A semantics trick has been played on us, an inversion of words like “American values,” “American interests,” “aggressors,” “allies” and “adversaries.” Why is the Ukraine vital for U.S. security? For the purpose of encircling Russia; why are we vital to them? For the purpose of encircling Russia. That’s offense, not defense.
“There is nothing more unnatural than the borders between the Ukraine, Russia, and Belarus,” the late poet Yevgeny Yevtushenko told a press conference in 1996. At Queens College where he was teaching, he expressed optimism about the day’s news of possible reunification between Russia and Belarus (notice this wasn’t taken as “Russian resurgence”). “I have Belorussian blood. I have Ukrainian blood and I have Russian blood. Where are the borders inside me?” he asked.

Yevtushenko — who wasn’t Jewish but whose name in the 1960s became synonymous with anti-anti-Semitism — is best known for his poem “Babi Yar,” a ravine not far from Kyiv, which 30,000 Jewish people were machine-gunned into by Nazis and Ukrainian militia in 1942 and which became a grave for 100,000. Thirty years later, despite being surrounded by several Brooklyn-bred Jewish bodyguards at a New York reading, the poet was beaten to the ground by Ukrainian nationalists whose parents had been fascist sympathizers in the USSR.

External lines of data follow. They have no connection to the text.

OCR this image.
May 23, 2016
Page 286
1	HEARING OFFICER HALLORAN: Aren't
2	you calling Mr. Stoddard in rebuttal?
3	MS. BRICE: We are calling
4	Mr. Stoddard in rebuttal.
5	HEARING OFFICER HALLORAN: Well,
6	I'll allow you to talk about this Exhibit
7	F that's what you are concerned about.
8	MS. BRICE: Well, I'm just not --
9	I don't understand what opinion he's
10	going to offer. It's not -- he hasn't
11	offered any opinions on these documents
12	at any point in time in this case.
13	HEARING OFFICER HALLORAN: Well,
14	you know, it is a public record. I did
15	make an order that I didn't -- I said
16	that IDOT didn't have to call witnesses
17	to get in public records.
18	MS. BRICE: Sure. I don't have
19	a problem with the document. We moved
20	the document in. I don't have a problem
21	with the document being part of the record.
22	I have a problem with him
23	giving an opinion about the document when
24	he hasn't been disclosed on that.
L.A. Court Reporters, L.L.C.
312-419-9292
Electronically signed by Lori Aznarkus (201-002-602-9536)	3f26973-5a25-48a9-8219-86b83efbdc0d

Thankfully, there are still some Americans with long memories. Former federal prosecutor Andrew McCarthy is one. At the height of this month’s impeachment hearings, he told commentator Laura Ingraham of Fox News, “The president has a different view of Ukraine … [W]e are hearing fantasy about the Ukraine that’s been built over the last number of years …. Ukraine is pervasively corrupt and there are really troublesome elements in the government that we are funding including neo-Nazi groups.”

In case anyone doubts that this Ukraine/Russia fixation is a Yugoslavia redux, recall that we backed, against Belgrade — with training, personnel and weapons — the WWII-unrepentant not-so-neo Nazis of Croatia, who proceeded to bloodily and pyromaniacally “cleanse” 300,000 Serbs while opening fire on U.N. peacekeepers who stood in the way. (Much like our somewhat Hitler-beguiled Albanian “allies” later did under our auspices in Kosovo.)

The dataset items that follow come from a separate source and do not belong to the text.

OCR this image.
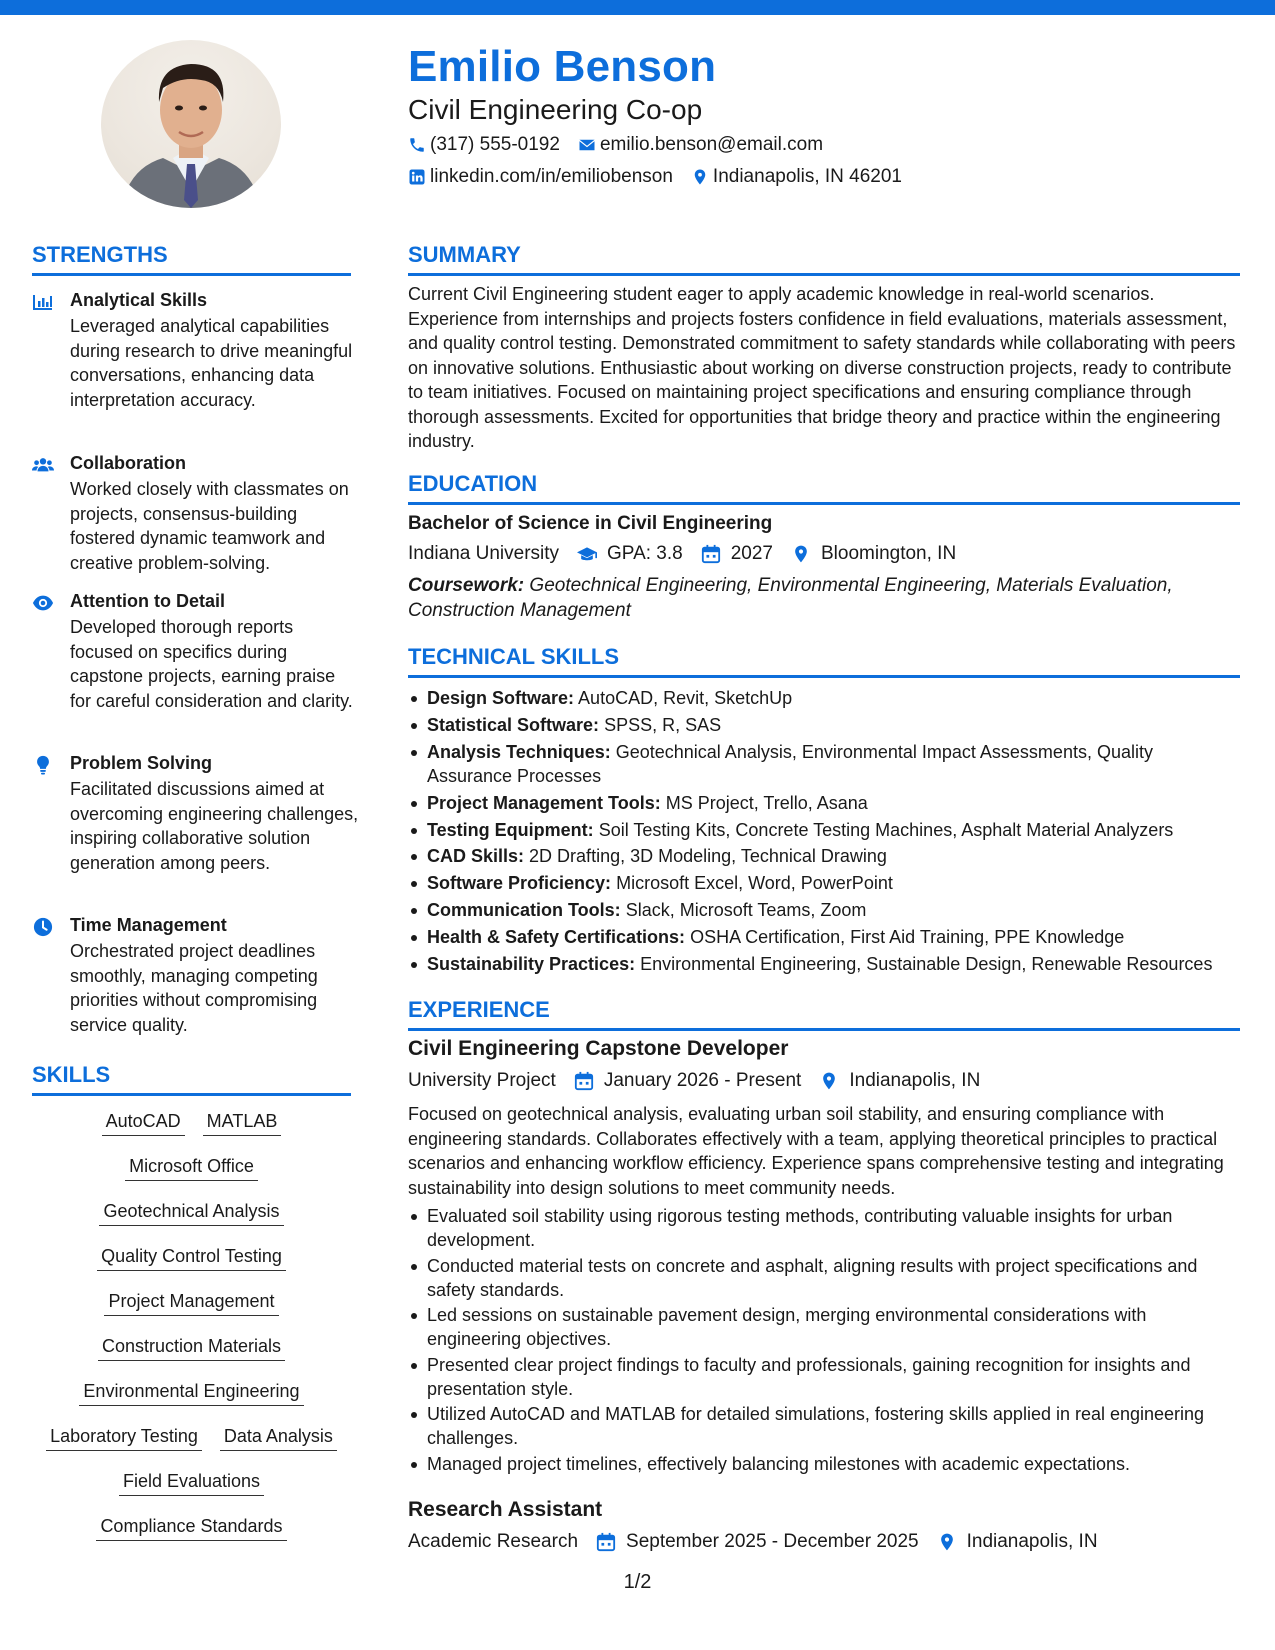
Emilio Benson
Civil Engineering Co-op
(317) 555-0192 emilio.benson@email.com
linkedin.com/in/emiliobenson Indianapolis, IN 46201
STRENGTHS
Analytical Skills
Leveraged analytical capabilities during research to drive meaningful conversations, enhancing data interpretation accuracy.
Collaboration
Worked closely with classmates on projects, consensus-building fostered dynamic teamwork and creative problem-solving.
Attention to Detail
Developed thorough reports focused on specifics during capstone projects, earning praise for careful consideration and clarity.
Problem Solving
Facilitated discussions aimed at overcoming engineering challenges, inspiring collaborative solution generation among peers.
Time Management
Orchestrated project deadlines smoothly, managing competing priorities without compromising service quality.
SKILLS
AutoCAD MATLAB
Microsoft Office
Geotechnical Analysis
Quality Control Testing
Project Management
Construction Materials
Environmental Engineering
Laboratory Testing Data Analysis
Field Evaluations
Compliance Standards
SUMMARY
Current Civil Engineering student eager to apply academic knowledge in real-world scenarios. Experience from internships and projects fosters confidence in field evaluations, materials assessment, and quality control testing. Demonstrated commitment to safety standards while collaborating with peers on innovative solutions. Enthusiastic about working on diverse construction projects, ready to contribute to team initiatives. Focused on maintaining project specifications and ensuring compliance through thorough assessments. Excited for opportunities that bridge theory and practice within the engineering industry.
EDUCATION
Bachelor of Science in Civil Engineering
Indiana University	GPA: 3.8	2027	Bloomington, IN
Coursework: Geotechnical Engineering, Environmental Engineering, Materials Evaluation, Construction Management
TECHNICAL SKILLS
Design Software: AutoCAD, Revit, SketchUp
Statistical Software: SPSS, R, SAS
Analysis Techniques: Geotechnical Analysis, Environmental Impact Assessments, Quality Assurance Processes
Project Management Tools: MS Project, Trello, Asana
Testing Equipment: Soil Testing Kits, Concrete Testing Machines, Asphalt Material Analyzers
CAD Skills: 2D Drafting, 3D Modeling, Technical Drawing
Software Proficiency: Microsoft Excel, Word, PowerPoint
Communication Tools: Slack, Microsoft Teams, Zoom
Health & Safety Certifications: OSHA Certification, First Aid Training, PPE Knowledge
Sustainability Practices: Environmental Engineering, Sustainable Design, Renewable Resources
EXPERIENCE
Civil Engineering Capstone Developer
University Project	January 2026 - Present	Indianapolis, IN
Focused on geotechnical analysis, evaluating urban soil stability, and ensuring compliance with engineering standards. Collaborates effectively with a team, applying theoretical principles to practical scenarios and enhancing workflow efficiency. Experience spans comprehensive testing and integrating sustainability into design solutions to meet community needs.
Evaluated soil stability using rigorous testing methods, contributing valuable insights for urban development.
Conducted material tests on concrete and asphalt, aligning results with project specifications and safety standards.
Led sessions on sustainable pavement design, merging environmental considerations with engineering objectives.
Presented clear project findings to faculty and professionals, gaining recognition for insights and presentation style.
Utilized AutoCAD and MATLAB for detailed simulations, fostering skills applied in real engineering challenges.
Managed project timelines, effectively balancing milestones with academic expectations.
Research Assistant
Academic Research	September 2025 - December 2025	Indianapolis, IN
1/2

Deign to recall that our Balkans misadventures were heavily media- and Democrat-driven. Today we again find ourselves trapped in a debate puppeteered by Democrats, clawing our way not out but around: Republicans won’t dispute the Democrat-spawned narrative of Ukraine/Good, Russia/Bad, so there has been little argument that denying lethal weapons to Ukraine was a threat to U.S. security. Republicans are stuck protesting only that Mr. Trump delaying the (wrong) move doesn’t rise to the level of impeachment.

Republicans are playing into Democrats’ hands, trying to win the skirmishes but losing the war to not go to war. We have all been recruited into avenging Hillary Clinton’s 2016 presidential defeat, just like we were recruited to Bill Clinton’s philanthropic war to overshadow his philandering.

If the question is about U.S. security, as we engage in these great power rivalries and pit neighbor against neighbor, think of the fact that — just as anti-Semites cheer Jewish infighting and the KKK cheers black-on-black violence — the unsleeping enemy takes a break to say, “Good, the infidels are fighting.”

Julia Gorin was a Soviet Refusenik who came to the U.S. in 1976. She is editor of “Hillarisms: The Unmaking of the First Female President.”